Gestern erzählte mir jemand von einem Bekannten (vielleicht war das also auch eine urbane Legende), der umgezogen ist. All seine Sachen wurden auf einen LKW verladen, sein Leben, oder zumindest sein Besitz. Der LKW wurde gestohlen und tauchte nie wieder auf.

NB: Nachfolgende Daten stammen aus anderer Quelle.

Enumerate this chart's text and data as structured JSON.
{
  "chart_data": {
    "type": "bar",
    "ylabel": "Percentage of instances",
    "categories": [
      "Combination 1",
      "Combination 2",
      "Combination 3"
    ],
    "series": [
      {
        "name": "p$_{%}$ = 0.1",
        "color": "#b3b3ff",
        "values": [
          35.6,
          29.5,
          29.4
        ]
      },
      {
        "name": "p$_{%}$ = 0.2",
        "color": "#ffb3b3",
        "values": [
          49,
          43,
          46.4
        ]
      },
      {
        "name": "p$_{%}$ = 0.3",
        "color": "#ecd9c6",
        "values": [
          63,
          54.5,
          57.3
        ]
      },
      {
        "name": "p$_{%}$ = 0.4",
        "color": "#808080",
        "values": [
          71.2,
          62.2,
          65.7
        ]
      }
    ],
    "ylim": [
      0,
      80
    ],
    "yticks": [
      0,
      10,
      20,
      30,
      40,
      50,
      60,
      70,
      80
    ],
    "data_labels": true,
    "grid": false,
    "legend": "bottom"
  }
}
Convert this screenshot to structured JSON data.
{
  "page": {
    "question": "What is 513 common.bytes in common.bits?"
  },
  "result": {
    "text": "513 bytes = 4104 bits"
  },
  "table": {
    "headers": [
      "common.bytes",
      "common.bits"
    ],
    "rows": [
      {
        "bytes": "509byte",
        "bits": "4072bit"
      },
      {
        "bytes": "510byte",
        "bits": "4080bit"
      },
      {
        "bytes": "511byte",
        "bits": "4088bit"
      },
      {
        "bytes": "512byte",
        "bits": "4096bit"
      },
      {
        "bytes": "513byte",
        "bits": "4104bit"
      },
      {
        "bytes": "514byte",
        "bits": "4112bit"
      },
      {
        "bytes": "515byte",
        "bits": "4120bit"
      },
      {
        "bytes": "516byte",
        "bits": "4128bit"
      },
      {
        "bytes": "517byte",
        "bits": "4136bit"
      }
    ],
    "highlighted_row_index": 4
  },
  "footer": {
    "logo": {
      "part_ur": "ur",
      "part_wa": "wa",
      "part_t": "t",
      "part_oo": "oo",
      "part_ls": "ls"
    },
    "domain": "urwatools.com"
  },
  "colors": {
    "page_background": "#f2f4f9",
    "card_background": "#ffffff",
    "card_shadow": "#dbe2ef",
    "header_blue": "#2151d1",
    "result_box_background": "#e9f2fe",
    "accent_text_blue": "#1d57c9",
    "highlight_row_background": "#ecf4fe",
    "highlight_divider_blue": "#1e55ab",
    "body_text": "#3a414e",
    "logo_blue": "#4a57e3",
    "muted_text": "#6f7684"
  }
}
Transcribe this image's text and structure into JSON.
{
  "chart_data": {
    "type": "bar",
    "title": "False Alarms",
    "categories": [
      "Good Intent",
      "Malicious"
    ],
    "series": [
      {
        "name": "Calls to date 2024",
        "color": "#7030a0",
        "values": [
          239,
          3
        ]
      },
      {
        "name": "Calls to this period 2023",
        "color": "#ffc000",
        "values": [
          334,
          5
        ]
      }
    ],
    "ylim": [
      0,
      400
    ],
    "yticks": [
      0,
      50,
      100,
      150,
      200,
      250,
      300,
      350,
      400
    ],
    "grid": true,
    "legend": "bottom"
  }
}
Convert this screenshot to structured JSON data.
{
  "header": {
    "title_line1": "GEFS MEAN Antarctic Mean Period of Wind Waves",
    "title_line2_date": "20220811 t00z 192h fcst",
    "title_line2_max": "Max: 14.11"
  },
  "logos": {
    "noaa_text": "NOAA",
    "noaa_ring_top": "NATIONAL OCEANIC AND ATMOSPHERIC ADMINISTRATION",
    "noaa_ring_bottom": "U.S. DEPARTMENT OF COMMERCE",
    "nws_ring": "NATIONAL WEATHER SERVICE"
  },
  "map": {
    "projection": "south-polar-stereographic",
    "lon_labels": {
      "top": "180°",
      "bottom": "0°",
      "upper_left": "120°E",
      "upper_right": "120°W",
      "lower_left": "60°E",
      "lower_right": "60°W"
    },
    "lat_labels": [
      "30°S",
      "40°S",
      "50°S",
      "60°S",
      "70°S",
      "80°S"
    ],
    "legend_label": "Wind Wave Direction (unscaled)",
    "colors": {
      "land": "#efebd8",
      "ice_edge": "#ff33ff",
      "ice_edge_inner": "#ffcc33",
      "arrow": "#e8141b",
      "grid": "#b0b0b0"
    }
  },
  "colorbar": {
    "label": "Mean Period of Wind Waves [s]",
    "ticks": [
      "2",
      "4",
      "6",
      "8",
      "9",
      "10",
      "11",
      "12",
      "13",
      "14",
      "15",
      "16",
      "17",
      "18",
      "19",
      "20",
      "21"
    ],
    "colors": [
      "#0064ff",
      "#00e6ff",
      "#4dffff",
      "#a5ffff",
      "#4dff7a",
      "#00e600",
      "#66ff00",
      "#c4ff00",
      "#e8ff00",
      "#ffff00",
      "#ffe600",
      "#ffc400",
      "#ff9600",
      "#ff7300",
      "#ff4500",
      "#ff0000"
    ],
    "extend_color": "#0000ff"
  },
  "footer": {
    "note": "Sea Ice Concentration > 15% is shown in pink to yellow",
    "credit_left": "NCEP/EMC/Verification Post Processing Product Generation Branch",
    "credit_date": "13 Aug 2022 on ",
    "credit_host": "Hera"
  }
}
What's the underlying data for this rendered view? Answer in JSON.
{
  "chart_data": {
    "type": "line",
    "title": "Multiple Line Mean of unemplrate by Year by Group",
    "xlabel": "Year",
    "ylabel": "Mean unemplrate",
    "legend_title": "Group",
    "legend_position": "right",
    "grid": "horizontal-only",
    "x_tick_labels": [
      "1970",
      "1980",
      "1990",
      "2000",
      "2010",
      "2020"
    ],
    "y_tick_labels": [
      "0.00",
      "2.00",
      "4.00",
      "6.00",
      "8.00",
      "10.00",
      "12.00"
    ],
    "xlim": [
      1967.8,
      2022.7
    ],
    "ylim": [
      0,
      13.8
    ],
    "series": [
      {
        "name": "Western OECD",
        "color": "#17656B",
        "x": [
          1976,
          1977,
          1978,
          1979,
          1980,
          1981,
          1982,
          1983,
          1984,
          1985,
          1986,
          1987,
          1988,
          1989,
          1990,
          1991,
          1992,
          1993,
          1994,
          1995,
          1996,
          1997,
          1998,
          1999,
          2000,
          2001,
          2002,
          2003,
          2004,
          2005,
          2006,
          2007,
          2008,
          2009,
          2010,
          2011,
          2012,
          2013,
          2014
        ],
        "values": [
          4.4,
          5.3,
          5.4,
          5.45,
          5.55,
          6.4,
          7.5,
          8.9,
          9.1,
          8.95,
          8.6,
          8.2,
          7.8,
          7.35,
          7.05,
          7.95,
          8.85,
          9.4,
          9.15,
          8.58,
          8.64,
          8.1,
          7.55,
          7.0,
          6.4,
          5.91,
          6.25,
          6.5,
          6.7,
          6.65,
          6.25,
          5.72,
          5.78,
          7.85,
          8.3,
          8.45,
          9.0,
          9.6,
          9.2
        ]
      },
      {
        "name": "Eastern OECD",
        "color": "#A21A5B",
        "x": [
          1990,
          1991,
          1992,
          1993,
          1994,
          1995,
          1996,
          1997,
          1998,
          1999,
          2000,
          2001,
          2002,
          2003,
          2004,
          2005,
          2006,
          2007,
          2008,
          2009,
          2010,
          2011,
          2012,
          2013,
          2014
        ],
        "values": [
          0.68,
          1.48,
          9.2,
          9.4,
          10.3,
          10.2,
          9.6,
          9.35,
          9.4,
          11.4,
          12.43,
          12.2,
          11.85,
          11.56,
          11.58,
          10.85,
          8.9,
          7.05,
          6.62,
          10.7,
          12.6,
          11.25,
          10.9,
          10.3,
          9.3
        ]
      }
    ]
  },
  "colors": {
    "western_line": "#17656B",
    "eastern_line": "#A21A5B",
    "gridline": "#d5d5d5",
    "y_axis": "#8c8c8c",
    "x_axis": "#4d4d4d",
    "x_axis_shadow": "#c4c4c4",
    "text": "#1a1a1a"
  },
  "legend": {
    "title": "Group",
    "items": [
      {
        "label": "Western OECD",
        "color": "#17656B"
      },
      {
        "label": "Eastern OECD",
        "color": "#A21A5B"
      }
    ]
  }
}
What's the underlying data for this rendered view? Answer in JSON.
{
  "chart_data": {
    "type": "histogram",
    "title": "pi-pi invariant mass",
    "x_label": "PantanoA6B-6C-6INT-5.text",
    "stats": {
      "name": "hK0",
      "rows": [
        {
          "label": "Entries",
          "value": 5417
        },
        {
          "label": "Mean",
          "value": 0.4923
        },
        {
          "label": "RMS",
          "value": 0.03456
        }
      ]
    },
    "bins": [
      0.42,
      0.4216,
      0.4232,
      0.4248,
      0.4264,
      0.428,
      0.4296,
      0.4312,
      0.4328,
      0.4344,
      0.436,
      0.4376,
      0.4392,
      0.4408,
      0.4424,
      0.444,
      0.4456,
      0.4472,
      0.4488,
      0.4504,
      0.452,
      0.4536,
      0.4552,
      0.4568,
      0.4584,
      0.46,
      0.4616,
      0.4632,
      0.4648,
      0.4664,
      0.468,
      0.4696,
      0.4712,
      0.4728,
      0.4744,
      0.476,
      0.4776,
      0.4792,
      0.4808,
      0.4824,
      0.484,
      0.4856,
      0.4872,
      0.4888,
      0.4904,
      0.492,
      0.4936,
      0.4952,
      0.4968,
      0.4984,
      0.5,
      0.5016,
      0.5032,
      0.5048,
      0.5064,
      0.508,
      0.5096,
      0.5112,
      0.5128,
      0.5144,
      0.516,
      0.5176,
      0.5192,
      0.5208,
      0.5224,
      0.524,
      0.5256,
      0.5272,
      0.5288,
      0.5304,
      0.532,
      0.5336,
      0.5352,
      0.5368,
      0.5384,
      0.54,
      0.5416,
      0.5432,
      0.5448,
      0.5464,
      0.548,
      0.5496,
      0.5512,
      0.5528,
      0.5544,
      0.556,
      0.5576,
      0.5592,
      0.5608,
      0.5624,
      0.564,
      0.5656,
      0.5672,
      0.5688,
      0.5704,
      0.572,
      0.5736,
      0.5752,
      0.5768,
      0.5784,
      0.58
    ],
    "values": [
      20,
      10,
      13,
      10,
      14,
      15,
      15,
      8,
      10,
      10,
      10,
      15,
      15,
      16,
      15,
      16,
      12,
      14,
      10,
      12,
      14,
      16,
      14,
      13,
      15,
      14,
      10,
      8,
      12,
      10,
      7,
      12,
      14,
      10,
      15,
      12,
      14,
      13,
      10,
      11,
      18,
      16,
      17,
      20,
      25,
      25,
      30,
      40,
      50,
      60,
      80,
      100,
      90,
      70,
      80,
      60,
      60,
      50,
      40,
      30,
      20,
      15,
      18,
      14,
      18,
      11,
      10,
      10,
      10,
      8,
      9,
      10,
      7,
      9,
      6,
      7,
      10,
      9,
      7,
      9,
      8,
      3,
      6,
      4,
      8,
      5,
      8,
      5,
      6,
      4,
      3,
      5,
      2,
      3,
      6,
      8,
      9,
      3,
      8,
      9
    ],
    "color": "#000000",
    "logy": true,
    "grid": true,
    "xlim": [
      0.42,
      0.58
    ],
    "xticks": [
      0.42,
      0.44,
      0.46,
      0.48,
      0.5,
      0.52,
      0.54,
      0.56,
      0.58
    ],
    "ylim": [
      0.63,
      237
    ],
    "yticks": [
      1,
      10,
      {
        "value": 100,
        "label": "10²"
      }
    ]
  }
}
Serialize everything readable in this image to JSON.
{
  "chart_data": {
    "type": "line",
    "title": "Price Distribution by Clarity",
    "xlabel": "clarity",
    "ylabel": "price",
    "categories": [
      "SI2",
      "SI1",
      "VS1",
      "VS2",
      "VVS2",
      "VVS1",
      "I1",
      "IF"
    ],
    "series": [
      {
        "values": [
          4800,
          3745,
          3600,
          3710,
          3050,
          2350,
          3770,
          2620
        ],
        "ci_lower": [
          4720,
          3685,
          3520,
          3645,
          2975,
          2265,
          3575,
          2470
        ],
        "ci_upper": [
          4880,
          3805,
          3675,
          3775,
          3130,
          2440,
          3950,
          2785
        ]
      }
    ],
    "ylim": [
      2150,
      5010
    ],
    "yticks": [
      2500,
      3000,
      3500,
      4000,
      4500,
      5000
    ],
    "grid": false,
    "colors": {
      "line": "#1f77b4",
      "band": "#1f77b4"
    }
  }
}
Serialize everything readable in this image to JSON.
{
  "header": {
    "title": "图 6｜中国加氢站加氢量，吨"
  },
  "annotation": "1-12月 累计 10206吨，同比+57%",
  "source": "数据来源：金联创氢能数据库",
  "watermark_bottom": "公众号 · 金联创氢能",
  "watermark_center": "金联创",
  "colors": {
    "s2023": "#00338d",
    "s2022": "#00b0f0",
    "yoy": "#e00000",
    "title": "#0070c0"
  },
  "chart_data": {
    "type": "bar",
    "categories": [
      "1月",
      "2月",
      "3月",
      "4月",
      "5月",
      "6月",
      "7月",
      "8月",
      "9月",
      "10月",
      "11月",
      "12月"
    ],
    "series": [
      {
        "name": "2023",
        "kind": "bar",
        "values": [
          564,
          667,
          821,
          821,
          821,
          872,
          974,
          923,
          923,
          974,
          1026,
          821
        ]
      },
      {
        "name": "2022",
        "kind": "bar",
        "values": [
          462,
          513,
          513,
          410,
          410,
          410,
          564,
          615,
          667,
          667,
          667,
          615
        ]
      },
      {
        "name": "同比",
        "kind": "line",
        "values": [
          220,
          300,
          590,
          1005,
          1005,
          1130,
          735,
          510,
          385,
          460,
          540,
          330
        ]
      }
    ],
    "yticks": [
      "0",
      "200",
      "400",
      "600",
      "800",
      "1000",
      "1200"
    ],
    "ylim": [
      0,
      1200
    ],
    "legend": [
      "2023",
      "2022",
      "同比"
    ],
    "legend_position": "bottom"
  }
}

Das vorletzte Buch von Silvia Bovenschen hieß übrigens »Älter werden«, und Johanna Adorján hat das in ihrer ersten Frage gleich in die Feststellung verpackt, dass Älterwerden ja auch eine Art von Verschwinden ist. Die Medienseite konfrontiert uns dann mit dem Altwerden als Schreckensvision. »Morgen gefällt Ihnen das auch!« heißt der ausgezeichnete Text von Peer Schader, der uns vor und hinter die Kulissen der Volksmusiksendungen des Fernsehens führt (S. 33):
»(…), und die Isartaler Hexen bedienen E-Gitarren zu einem Playback, in dem keine einzige Gitarre zu hören ist. Da wippt sogar der Mann vom Brandschutz am Studioeingang mit.«
Alt geworden ist auch David Rockefeller, der Enkel des Gründers des Familienimperiums. Er gibt ein bisschen Geiz- und/oder Sparsamkeits-Blabla von sich, kommt immer gut bei superreichen Gründernaturen (S. 54/55). Über Warren Buffett wird ja auch immer gern angemerkt, dass er in einem Haus lebt, welches er vor ca. 50 Jahren für schlaffe $31,000 erwarb.
Und IKEA-Gründer Ingvar Kamprad nimmt für sich beim Zugfahren den Seniorenrabatt in Anspruch und fährt nur 2. Klasse, denn: »Mit 80 Jahren bin ich eindeutig Senior.« So steht es dann tatsächlich auf der letzten Seite von »Geld & Mehr« (S. 58).
Am Ende des Gesprächs mit David Rockefeller wird es dann ein bisschen persönlicher. Enkel Rockefeller zeigt Parallelen zu Ernst Jünger, auch er ist Käfersammler. 150.000 Arten hat er nach eigenen Angaben archiviert. Das Interview mit dem humorvollen alten Herrn endet wie folgt:
Rockefeller: »Kürzlich erst habe ich in der Wüste Marokkos ein bemerkenswertes Exemplar entdeckt und mit nach Hause genommen.«
FAS: »Ist das erlaubt?«
Rockefeller: »Ich habe nicht gefragt.«
FAS: »Sind Käfer wertvoll?«
Rockefeller: »Nicht im Vergleich zu den französischen Impressionisten.«
Seine Kunst hat Herr Rockefeller freundlicherweise dem MoMA vermacht bzw. wird es vermachen. Was aus den Käfern wird, hat er nicht gesagt.